Vitiligo, also called white spot disease or leukoderma, is a disease in which the skin loses its pigment due to the destruction of melanocytes.
Melanocytes are pigment cells located in the surface layer of the skin called the epidermis and are responsible for producing melanin. Melanin is a dark pigment that gives skin its color and protects against ultraviolet radiation. When melanocytes stop producing melanin, the skin becomes pale, leaving areas of white patches - this is called vitiligo.

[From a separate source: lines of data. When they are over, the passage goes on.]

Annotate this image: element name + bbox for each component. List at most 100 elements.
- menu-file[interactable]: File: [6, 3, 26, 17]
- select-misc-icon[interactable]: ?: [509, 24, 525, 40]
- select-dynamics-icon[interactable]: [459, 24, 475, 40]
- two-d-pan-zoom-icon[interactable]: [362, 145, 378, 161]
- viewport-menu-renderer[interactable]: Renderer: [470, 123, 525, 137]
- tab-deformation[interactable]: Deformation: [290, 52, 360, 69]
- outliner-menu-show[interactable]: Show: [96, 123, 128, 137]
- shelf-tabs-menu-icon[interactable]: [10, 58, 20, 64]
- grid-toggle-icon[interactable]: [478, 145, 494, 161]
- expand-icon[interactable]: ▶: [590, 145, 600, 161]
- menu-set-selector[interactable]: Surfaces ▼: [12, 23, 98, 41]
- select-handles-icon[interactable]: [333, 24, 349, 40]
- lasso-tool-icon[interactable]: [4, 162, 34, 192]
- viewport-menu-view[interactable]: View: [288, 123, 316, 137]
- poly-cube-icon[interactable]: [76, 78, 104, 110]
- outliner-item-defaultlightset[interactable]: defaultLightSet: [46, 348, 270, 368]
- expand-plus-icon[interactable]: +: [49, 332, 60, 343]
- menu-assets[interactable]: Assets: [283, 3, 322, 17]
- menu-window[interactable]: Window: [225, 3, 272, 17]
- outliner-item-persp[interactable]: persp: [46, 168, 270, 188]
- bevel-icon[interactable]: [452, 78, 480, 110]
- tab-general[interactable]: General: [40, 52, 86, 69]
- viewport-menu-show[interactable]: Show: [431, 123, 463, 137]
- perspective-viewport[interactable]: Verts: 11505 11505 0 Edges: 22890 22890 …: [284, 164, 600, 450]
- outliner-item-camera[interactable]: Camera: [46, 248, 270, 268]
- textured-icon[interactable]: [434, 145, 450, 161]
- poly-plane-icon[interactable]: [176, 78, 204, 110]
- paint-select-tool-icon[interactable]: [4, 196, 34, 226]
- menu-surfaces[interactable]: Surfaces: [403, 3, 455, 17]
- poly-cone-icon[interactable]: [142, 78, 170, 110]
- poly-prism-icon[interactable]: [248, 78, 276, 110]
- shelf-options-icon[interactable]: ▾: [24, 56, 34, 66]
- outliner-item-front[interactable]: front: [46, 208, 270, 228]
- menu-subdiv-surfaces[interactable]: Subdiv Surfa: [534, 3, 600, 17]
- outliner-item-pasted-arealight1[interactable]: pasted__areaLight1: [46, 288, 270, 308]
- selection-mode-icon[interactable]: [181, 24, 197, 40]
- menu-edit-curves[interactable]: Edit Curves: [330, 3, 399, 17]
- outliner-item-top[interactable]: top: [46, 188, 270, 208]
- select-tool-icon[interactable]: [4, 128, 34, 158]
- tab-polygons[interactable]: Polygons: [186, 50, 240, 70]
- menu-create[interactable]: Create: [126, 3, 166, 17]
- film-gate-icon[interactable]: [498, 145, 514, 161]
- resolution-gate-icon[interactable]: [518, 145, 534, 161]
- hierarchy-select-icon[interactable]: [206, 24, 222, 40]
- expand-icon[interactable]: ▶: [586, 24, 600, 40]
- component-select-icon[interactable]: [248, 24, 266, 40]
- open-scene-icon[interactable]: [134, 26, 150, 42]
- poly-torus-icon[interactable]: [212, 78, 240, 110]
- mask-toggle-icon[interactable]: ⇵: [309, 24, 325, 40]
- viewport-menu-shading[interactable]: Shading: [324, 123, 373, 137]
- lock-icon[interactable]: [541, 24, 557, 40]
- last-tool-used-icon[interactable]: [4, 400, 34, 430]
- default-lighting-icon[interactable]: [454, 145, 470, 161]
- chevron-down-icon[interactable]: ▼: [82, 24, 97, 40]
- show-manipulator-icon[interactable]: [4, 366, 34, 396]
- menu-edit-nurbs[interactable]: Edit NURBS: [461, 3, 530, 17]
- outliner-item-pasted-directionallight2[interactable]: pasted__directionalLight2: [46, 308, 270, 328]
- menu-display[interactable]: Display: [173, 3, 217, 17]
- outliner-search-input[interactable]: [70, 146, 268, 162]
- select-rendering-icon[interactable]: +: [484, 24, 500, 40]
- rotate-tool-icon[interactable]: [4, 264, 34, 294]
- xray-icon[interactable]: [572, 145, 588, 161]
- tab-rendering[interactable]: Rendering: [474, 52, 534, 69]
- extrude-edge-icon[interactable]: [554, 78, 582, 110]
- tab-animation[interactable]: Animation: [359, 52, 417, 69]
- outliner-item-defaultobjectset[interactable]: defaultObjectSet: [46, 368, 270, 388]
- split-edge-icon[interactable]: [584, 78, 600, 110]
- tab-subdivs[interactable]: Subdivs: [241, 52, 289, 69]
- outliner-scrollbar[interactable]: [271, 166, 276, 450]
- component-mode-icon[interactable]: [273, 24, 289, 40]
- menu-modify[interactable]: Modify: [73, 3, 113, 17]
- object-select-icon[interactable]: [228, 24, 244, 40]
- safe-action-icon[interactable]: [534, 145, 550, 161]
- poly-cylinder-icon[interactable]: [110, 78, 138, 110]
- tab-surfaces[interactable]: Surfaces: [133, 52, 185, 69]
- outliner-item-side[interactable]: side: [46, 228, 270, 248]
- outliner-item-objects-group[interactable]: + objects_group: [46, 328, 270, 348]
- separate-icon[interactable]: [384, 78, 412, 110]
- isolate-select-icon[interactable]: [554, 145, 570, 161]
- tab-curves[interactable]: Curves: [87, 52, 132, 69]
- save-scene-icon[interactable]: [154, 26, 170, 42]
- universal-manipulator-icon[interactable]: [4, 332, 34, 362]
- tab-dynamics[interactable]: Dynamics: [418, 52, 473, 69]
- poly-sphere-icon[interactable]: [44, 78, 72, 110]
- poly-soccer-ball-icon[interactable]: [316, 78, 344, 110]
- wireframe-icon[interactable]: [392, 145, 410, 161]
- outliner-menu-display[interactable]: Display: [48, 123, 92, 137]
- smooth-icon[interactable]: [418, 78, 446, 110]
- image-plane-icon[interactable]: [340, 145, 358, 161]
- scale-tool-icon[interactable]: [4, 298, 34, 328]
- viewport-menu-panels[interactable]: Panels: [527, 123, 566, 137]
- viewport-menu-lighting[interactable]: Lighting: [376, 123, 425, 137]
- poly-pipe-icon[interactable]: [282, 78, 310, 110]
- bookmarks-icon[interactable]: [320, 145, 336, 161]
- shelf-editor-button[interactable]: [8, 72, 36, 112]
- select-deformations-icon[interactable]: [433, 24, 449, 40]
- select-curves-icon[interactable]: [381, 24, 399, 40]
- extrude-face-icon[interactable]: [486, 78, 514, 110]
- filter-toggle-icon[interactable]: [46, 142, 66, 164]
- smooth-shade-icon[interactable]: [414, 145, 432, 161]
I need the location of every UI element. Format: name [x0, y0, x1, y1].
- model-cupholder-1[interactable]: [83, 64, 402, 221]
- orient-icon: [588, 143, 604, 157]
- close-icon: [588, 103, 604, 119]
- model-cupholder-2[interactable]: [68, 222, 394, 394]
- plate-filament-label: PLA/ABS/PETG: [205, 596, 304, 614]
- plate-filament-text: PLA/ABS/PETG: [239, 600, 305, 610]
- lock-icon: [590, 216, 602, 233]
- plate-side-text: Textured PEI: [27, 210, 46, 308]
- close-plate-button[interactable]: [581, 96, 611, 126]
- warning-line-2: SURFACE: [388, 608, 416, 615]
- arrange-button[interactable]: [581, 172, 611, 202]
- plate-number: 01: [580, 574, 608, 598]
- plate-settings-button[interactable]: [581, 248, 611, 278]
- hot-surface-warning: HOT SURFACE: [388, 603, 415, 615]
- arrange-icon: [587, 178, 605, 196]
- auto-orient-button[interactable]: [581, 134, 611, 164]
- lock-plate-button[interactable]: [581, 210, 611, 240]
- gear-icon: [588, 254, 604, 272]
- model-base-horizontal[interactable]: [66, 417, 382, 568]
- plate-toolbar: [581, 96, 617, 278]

Vitiligo can start at any age, but it often occurs between the ages of 20 and 30. Vitiligo may begin on the face above the eyes, or on the neck, armpits, groin, hands or knees. Vitiligo may appear as a few small pigmented patches or spread over the entire body. In many cases, initial pigment loss will occur, then, after several months, the number and size of the light areas become stable and may remain so for a long time. Episodes of pigment loss may appear again later.
Vitiligo is present in about 1 percent of the population.
The actual cause of vitiligo is unknown, however researchers believe that there are many factors and/or conditions listed below that contribute to the disease:
- Heredity (over 30 percent of affected persons have reported vitiligo in a parent, sibling, or child)
- Exposure to chemicals such as phenol (disinfectant) or catechol (used in dyeing or tanning)
- Emotional or physical stress
- Autoimmune disorder is which the body may be destroying its own melanocytes
- Autotoxic response is which the melanocytes self-destruct leaving a toxic residue, that, in turn destroys new melanocytes
- Skin injury
- Inflammatory skin disorders
- Associative disorders such as diabetes, pernicious anemia, hyper- and hypo-thyroidism, Addison's disease (adrenal insufficiency), uveitis (inflammation of the eyes) or alopecia areata (patches of hair loss).
The symptoms of vitiligo are:
- Chalk white patches of skin often located symmetrically on both sides of the body
- White hairs within depigmented patches
The medical history is important, but diagnosis can usually be made solely by observation of characteristic skin changes. For fair-skinned people, the doctor will use a special light, called a Wood's lamp, to shine on the skin in a dark room to identify the vitiliginous patches. In some cases, a skin biopsy may be required.
Depending on the severity of the condition, the treatment method may vary. Treatment methods include:
- Avoidance of tanning. For fair-skinned individuals, avoiding tanning of normal skin can make the areas of vitiligo almost unnoticeable.
- Use a sunscreen with an SPF of at least 30.
- Use a cosmetic cover-up solution. Make-up, self-tanning compounds with dihydroxyacetone, and dyes (such as Covermark, Walnut Stain, Vita Dye or Dermablend) help temporarily conceal the white patches of vitiligo.
- Repigmentation. The restoration of the normal pigment and can be achieved with repigmentation therapy or corticosteroids. To get repigmentation, new pigment cells must be produced from existing ones, such as ones found at the base of hair follicles, from the edge of the patch or from the patch itself if depigmentation is not complete.
In repigmentation therapy, a patient is given a psoralen drug (orally) and then is exposed to ultraviolet light A (UV-A) in the doctor's office. This therapy is called PUVA. When psoralen drugs are activated by UV-A, they stimulate repigmentation by increasing the availability of color-producing cells at the skin's surface. Psoralen is also available in a topical form that can be applied to the body for patients with small, scattered patches. Topical corticosteroids (such as Temovate or Psorcon) are prescribed for patients with small patches of vitiligo.
- Depigmentation is the destruction of the remaining melanocytes. Patients with vitiligo over half of their exposed body may want to consider using this method. A bleaching chemical called monobenzylether of hydroquinone (Benzoquin) is applied to normally pigmented skin. Treatment may take up to one year.
Is vitiligo contagious?
Could there be an underlying condition causing this?
Will this reoccur?
What treatment method do you recommend?
New techniques of using epidermal autografts and cultured epidermis combined with PUVA therapy offer the possibility of surgical correction with low risk of scarring.